Like all of us, I suppose, Charlie had his quirks.  I remember how Charlie refused to turn on the air conditioner every summer.  The house might be sweltering, but Charlie would be there in his skivvies with only a fan to keep cool.  If we told him we were coming over, he'd turn on the room air conditioner for us, but it was a sort of badge of honor for him that he didn't need it.  He was also impossible when it came to gifts.  He pretty much had what he needed, so most gifts were unnecessary, much to the dismay of anyone who tried to surprise him.  I felt a small victory when I was able to give him a set of pajamas that he actually liked and kept.

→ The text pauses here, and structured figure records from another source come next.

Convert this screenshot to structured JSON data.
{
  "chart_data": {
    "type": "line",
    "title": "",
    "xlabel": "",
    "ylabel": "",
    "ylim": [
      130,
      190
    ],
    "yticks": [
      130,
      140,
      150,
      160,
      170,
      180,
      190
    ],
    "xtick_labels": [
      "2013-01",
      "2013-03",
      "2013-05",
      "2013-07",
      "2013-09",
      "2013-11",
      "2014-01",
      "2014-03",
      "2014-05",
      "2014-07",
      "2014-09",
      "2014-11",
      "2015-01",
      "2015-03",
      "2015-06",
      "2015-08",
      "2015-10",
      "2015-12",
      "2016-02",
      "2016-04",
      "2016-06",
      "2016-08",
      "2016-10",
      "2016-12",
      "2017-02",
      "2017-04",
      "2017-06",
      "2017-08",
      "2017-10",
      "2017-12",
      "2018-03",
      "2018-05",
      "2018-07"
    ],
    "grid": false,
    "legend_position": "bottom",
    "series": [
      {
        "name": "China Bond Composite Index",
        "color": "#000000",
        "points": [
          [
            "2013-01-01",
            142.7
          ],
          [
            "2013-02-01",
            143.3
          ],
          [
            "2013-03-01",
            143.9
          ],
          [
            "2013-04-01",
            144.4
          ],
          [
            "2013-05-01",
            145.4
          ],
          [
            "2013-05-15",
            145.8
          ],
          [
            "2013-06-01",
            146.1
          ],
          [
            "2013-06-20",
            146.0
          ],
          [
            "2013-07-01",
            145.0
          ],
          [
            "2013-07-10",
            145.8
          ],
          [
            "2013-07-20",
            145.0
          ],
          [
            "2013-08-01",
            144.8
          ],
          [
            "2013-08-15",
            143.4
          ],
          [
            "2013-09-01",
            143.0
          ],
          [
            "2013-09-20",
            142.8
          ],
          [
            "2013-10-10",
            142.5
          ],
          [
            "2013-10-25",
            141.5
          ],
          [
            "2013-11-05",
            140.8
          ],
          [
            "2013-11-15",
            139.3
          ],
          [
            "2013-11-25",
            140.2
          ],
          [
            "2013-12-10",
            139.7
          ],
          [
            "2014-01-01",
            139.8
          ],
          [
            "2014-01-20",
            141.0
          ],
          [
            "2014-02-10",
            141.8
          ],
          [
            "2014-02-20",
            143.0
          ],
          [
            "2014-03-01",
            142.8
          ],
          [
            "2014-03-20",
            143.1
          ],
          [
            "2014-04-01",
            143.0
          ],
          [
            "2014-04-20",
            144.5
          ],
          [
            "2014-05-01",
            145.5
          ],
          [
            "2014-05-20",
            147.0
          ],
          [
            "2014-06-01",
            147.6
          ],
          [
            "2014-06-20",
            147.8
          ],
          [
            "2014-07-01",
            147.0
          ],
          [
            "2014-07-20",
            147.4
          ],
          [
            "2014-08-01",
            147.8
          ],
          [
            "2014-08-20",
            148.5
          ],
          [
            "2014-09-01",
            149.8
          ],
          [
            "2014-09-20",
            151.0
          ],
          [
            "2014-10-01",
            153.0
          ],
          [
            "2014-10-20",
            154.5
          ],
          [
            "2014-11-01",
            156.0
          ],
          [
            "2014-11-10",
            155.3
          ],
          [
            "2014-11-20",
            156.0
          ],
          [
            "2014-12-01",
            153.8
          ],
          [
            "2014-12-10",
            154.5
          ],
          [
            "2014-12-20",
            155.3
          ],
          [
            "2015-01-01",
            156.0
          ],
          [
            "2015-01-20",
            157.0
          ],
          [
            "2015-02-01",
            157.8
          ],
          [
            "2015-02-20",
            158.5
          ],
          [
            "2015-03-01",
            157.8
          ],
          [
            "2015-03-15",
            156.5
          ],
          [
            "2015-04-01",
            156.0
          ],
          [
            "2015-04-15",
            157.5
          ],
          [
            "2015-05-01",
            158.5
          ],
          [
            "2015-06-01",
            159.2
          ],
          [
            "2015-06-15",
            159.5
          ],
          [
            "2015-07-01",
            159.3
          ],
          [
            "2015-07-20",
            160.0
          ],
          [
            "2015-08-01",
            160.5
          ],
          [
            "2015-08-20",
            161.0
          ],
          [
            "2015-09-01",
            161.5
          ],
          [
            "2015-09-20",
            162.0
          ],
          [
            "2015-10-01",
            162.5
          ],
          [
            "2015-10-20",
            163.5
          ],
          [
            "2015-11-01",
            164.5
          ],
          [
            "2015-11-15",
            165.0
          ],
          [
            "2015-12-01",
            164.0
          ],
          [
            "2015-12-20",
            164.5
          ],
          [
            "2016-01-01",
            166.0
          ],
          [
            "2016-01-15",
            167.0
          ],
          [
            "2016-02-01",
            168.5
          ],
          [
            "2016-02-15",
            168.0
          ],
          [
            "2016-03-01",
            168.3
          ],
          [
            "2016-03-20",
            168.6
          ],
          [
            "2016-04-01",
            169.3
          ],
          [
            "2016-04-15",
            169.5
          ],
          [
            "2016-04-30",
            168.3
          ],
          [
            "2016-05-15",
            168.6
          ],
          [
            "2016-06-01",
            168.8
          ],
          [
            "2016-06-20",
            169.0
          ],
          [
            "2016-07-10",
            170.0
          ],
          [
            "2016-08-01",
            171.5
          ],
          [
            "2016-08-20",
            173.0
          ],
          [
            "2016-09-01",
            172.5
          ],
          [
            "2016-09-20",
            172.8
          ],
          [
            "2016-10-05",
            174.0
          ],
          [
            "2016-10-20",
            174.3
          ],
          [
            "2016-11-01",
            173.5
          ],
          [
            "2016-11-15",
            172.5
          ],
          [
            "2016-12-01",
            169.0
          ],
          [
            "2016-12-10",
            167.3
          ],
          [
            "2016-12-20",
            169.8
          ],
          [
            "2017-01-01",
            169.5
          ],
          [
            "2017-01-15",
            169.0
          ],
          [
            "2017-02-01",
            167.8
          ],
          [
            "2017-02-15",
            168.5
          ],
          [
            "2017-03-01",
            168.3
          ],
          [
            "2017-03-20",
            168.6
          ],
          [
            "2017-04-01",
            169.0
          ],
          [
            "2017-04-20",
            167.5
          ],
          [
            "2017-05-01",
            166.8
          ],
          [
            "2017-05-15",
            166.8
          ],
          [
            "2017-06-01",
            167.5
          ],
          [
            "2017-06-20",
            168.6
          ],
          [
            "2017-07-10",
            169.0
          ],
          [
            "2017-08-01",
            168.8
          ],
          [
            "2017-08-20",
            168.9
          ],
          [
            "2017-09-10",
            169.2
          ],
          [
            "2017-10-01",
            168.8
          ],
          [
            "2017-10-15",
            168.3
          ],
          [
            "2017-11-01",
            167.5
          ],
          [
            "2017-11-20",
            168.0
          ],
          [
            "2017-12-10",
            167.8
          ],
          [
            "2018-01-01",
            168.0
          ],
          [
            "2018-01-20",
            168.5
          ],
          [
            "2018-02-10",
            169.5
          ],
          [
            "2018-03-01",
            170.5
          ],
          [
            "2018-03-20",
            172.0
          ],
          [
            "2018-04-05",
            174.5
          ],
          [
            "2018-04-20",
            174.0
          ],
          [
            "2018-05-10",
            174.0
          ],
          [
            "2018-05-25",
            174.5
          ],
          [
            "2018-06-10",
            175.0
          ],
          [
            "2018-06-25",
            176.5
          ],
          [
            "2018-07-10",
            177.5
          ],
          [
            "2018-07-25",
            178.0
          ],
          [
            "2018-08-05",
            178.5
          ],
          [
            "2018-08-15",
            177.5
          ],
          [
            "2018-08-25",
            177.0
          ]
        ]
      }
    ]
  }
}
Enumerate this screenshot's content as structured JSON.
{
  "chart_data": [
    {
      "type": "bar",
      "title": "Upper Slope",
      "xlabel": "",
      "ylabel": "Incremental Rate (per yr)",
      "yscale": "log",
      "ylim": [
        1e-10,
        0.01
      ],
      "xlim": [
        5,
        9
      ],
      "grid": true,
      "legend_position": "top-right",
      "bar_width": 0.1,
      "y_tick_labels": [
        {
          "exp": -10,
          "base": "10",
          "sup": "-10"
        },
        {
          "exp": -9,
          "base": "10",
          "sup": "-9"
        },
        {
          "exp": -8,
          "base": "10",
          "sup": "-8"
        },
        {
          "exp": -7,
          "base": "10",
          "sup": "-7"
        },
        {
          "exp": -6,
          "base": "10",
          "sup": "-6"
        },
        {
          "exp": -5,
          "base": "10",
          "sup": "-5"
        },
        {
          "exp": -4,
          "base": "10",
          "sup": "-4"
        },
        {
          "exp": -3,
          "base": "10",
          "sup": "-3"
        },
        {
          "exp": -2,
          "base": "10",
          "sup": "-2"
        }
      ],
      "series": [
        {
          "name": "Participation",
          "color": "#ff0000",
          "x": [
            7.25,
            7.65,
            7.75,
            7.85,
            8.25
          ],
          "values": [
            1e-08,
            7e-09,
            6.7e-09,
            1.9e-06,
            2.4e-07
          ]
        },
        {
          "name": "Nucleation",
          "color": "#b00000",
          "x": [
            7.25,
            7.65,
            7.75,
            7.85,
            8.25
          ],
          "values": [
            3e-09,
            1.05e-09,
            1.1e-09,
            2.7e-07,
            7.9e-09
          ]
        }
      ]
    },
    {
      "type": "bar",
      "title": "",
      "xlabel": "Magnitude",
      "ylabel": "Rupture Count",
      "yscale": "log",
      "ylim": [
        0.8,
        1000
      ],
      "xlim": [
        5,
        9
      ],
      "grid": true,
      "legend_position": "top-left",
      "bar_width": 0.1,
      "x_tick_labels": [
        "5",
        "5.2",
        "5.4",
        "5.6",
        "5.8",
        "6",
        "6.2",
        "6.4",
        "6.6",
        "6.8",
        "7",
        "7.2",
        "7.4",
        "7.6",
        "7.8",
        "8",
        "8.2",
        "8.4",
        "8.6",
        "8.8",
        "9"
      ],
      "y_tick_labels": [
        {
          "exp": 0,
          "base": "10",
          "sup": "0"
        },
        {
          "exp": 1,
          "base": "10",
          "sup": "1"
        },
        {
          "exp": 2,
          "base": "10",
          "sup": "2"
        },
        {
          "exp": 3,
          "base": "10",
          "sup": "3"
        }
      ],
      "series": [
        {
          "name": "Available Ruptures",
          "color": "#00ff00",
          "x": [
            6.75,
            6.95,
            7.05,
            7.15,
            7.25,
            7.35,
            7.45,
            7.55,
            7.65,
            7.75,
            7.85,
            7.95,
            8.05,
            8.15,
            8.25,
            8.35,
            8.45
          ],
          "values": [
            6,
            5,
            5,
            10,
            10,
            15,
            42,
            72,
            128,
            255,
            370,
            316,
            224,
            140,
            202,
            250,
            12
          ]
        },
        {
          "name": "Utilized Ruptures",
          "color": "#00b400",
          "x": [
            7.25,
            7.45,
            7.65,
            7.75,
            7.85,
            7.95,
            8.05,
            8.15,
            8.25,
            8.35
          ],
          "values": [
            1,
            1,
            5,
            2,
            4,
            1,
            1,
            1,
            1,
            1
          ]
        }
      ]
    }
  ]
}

Though he had been an only child, Charlie loved being with large groups of people.  When Glenn and I were married, Charlie became a part of my side of the family, joining in the family celebrations.  I recall my mother's amusement when, after we'd all eaten way too much at Thanksgiving, she resignedly said, "Well, I guess everyone's too full for pie," looking a little sadly at the vast array of desserts.  "No," Charlie chimed in, "I think I can still have some."  And he did, too: pumpkin, cherry, and just a sliver of pecan.  He did love pie!

He also loved his grandchildren.  I've been told stories about how he and Eleanor took Danny to Space Camp, a real highlight of Danny's childhood.  When Beth and Katy were born, he was delighted to have more grandchildren, and he was among the first to see them in the hospital.  We have a picture of him holding up Katy's tiny foot; he's grinning from ear to ear.  He even babysat the girls a few times when they were toddlers, spending hours reading to them and snuggling with both girls in his lap.

It was Charlie's decision, made shortly after he turned 90, to move into Inverness Village, a multi-stage retirement community.  He had an independent apartment for a while and even continued to drive his car, but as he was eating irregularly, he moved into the assisted living program where he'd be reminded to eat meals and to take his medication.  He would walk around the room greeting people and helping the others with their meals, and I believe that in his way of thinking, he was there to help others, not to be helped.  After several strokes, though, he needed more assistance, and he spent his final couple of years in the skilled nursing unit.

How do you sum up the life of a person who lived 95 years?  His occupations--the Navy, McCormick Foods, Sun Oil?   The causes and organizations he supported--Animal Aid, the Red Cross, the Masons, College Hill?  The pet phrases he uttered--"It's not heavy, it's just bulky;"  "I'm not yelling, I'm being emphatic"?   No, none of these is adequate.  The best way to memorialize Charles Craig is through his relationships: he was husband to Eleanor, father to Glenn, grandfather to Danny, Katy, and Beth, cousin to Lena Mae, father-in-law to Bobbie and to me, and friend to all who met him.  His legacy is one of kindness and friendliness, of joy in life and the ecstasy of pie-eating.  He will be sorely missed.